Living in an affluent country like the United States with abundant natural resources it is easy to forget just how important things like fresh water are, and even in those parts of the country where there are water shortages it is little more than an inconvenience for most, making them take shorter showers and not water their lawns, yet as the number of people in the world continues to grow the amount of water remains roughly the same.
According to the United Nations food and Agricultural Organization by the year 2025 nearly 1.8 billion people will be living in parts of the world with “absolute water sacristy”, meaning that every drop of water will matter to those people and it is likely that just getting enough water to survive will become part of their everyday lives and even now 1.1 billion people do not have access to enough clean water to meet their daily needs.
Yet it isn’t just those who will live in those areas of water scarcity that will be effected. Currently nearly 70 percent of the fresh water used in the world is used by agricultural concerns meaning that as water becomes more scarce the ability to grow food will also be effected causing even more trouble.
These concerns have not yet began to effect America directly, but they are beginning to cause a true security challenge as the U.N. says that if nothing is done there are more than fifty countries on five continents which will likely be involved in water disputes. Even if the United States manages to not be one of these countries, these wars will likely be far more bloody and far more difficult to mediate than wars over land or power.
How can you tell a country that a war for water is not in their best interest? How can you tell people who are starving that fighting their neighbors over the food isn’t a good idea? How can you call someone irrational or evil when all they want is clean water and food for their people?
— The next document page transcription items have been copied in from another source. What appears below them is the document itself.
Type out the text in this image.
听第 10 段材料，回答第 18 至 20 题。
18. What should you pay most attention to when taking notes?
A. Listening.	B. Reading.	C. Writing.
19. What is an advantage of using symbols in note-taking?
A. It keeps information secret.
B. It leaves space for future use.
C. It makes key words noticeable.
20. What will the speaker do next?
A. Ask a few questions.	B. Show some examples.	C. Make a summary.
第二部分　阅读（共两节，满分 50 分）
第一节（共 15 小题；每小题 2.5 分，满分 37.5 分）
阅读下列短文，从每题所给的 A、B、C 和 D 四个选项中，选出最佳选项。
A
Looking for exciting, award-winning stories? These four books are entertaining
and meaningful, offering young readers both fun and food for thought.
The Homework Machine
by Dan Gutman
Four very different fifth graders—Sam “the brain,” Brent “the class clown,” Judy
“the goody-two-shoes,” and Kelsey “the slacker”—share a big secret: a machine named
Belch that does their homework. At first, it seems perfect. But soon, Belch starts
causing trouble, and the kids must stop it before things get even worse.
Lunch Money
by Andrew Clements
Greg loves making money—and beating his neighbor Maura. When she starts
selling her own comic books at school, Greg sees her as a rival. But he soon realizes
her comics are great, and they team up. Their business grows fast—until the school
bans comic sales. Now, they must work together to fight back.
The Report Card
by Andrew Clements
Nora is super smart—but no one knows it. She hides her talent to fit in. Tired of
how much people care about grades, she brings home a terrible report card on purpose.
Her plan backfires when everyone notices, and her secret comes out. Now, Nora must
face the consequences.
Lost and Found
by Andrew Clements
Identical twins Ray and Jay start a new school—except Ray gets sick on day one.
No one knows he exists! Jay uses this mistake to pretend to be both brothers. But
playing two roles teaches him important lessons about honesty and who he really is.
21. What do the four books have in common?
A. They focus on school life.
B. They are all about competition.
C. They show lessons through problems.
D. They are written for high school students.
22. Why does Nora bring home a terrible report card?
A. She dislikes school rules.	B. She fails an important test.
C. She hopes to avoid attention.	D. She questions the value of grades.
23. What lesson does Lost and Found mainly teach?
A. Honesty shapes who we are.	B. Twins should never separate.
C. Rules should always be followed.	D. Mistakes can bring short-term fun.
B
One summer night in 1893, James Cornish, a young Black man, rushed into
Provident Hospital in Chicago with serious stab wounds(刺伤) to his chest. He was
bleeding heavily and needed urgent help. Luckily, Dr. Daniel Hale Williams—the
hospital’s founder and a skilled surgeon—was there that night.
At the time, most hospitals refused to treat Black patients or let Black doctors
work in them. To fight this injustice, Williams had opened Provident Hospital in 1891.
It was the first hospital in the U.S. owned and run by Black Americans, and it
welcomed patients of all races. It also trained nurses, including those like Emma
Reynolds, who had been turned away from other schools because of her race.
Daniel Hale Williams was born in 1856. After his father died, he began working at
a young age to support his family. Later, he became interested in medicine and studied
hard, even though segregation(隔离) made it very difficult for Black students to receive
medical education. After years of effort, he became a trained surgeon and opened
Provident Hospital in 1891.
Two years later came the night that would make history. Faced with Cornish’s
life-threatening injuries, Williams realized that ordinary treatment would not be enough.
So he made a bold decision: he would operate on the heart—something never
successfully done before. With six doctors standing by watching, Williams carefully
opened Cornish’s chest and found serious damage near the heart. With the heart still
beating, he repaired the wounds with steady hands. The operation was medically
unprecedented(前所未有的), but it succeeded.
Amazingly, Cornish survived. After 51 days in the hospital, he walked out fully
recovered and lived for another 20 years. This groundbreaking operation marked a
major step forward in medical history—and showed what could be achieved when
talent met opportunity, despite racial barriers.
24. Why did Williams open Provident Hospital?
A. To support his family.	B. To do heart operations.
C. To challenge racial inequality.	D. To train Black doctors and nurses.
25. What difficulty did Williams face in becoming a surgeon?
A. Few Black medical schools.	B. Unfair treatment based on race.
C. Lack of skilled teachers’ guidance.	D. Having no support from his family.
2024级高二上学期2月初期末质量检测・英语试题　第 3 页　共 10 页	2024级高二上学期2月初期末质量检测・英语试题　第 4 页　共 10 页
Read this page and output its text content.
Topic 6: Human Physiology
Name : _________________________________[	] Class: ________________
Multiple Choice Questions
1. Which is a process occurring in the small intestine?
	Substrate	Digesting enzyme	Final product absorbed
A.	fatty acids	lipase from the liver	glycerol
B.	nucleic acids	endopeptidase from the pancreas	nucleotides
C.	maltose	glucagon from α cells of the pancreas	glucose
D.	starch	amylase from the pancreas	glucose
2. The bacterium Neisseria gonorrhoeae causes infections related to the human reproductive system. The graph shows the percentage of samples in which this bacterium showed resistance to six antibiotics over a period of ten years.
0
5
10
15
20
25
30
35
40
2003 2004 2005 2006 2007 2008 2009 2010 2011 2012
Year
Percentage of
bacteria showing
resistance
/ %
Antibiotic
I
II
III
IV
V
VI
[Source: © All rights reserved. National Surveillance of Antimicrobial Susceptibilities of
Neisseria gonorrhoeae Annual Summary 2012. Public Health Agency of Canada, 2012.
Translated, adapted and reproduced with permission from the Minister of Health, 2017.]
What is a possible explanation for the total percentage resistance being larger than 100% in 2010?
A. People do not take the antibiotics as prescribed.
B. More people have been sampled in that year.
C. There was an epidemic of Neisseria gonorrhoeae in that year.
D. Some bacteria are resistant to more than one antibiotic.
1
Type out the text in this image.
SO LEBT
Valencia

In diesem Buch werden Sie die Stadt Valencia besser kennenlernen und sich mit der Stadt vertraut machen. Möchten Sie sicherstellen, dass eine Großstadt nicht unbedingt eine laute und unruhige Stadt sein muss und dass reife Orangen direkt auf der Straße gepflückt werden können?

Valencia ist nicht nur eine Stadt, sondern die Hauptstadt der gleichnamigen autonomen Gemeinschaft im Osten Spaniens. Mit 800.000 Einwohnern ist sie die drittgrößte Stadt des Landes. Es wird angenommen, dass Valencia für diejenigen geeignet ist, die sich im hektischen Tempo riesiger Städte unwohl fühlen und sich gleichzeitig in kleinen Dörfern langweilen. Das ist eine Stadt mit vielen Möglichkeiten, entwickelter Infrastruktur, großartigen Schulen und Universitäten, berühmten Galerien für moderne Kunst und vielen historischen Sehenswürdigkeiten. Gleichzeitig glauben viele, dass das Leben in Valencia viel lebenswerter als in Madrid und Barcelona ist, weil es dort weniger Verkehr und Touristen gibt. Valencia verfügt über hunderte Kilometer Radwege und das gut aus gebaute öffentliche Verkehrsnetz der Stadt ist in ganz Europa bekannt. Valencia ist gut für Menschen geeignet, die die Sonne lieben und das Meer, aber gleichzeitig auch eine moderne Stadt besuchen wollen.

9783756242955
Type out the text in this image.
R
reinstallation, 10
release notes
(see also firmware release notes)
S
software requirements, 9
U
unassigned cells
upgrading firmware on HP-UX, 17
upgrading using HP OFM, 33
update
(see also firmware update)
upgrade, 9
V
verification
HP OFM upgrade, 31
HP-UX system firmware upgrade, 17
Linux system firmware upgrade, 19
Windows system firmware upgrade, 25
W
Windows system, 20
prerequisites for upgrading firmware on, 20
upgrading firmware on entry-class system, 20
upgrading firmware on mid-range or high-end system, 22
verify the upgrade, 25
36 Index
But how can you allow them to fight a war for that when it means taking those same things from other people?
It is time for countries all over the world to begin to adopt effective water management programs, but those who are in most need of it are also those who are least able to afford the costs to create the infrastructure they need to clean water and grow crops in a more effective and ecological way, and it is unrealistic for those of us with so much to expect those with so little to sacrifice, even if it is for their own good.
With our credibility stretched in the world, this is a simple place where we can step in and no one will question or motives or or ability to help, yet stepping in will not be an act of charity, but an act of enlightened self interest and one we must take before the crisis is on us.